Vous avez raison de souligner que la carte de la Fédération doit tout à cette brutalité originelle. Ivan IV a posé les fondations d’un État-garnison qui ne survit que par l’expansion. Mais c’est là que le bât blesse : Staline, et désormais Poutine, ont transformé ce succès géographique en une sorte de chèque en blanc moral. Pour eux, peu importe le nombre de morts au compteur si la frontière recule d’un kilomètre. C’est une vision comptable du sang humain qui fait froid dans le dos.

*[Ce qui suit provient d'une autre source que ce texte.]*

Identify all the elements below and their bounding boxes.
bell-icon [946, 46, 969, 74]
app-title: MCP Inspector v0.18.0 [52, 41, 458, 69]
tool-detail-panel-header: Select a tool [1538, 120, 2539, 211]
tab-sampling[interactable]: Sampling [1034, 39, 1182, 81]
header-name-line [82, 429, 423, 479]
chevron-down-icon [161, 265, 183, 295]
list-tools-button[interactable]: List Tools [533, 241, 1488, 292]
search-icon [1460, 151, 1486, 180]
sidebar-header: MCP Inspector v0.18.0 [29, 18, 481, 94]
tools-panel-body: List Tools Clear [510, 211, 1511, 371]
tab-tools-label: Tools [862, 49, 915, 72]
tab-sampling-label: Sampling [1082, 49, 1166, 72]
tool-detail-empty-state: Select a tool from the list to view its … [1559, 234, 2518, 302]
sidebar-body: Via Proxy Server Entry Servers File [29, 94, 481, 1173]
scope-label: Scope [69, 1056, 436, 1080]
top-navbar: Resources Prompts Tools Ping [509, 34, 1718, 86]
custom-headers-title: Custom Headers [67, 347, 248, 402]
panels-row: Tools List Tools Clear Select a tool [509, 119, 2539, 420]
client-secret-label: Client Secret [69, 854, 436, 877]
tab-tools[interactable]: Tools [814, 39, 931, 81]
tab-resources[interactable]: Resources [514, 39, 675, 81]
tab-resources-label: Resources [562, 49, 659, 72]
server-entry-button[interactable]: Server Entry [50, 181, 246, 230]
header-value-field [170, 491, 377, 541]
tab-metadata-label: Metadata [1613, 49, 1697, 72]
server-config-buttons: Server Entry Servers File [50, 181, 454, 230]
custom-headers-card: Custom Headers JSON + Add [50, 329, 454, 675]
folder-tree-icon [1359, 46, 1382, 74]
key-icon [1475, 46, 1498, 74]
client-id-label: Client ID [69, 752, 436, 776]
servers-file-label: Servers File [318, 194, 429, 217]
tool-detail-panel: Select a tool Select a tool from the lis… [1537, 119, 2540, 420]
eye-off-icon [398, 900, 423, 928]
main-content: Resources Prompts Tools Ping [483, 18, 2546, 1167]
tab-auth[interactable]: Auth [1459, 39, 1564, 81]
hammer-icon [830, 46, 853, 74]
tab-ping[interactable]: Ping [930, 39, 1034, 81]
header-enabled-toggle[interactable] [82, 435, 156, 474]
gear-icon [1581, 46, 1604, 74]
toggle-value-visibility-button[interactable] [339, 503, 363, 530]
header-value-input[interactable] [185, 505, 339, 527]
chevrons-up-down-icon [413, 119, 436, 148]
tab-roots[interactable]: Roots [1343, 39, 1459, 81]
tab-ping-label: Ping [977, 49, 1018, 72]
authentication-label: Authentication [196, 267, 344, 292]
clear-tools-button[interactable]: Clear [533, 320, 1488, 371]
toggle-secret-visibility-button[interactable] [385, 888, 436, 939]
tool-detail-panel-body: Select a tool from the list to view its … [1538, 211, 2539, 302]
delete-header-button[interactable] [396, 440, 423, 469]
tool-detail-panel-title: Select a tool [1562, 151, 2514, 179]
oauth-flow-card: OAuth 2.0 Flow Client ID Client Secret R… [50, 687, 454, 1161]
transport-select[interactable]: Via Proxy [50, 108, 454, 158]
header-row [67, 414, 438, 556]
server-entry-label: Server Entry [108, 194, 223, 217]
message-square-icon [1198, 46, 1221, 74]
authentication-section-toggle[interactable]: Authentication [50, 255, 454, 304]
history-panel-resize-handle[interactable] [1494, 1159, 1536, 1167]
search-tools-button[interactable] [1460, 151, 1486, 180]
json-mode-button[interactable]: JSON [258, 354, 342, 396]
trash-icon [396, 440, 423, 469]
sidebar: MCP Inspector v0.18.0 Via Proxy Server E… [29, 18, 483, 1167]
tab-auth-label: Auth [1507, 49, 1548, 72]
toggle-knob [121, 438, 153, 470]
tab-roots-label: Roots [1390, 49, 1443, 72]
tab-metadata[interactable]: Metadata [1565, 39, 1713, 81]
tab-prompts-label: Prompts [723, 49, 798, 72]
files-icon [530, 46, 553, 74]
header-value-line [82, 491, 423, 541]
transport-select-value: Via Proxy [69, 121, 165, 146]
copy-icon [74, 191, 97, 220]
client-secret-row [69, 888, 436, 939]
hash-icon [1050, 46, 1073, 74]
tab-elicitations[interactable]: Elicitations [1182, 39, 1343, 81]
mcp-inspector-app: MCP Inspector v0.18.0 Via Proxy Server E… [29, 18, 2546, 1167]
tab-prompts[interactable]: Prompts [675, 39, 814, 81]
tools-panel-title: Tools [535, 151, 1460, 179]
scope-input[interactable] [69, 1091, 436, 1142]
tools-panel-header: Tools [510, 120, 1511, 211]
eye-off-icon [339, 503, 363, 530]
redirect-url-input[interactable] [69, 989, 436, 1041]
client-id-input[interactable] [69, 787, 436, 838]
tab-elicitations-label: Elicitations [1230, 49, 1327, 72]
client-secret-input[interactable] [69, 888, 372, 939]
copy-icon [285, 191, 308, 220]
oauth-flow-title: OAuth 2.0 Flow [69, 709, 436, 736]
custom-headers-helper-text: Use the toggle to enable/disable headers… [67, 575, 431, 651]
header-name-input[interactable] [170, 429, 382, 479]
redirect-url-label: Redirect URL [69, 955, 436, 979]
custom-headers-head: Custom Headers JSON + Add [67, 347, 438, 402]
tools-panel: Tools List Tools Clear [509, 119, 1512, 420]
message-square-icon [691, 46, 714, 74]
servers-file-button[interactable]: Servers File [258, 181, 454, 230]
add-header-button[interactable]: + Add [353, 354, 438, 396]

C’est votre dernière phrase qui résonne le plus : « Tôt ou tard ça se retourne contre eux ». L’Histoire est une maîtresse cruelle avec ceux qui ignorent l’usure de leur propre peuple. Ivan a fini par laisser une Russie dévastée et prête à s’entre-déchirer, Staline a légué un système pétrifié. En 2026, on a l’impression d’assister au même film en accéléré. Le culte de la force finit toujours par se heurter au mur des réalités, mais le prix à payer pour les citoyens, lui, est bien réel.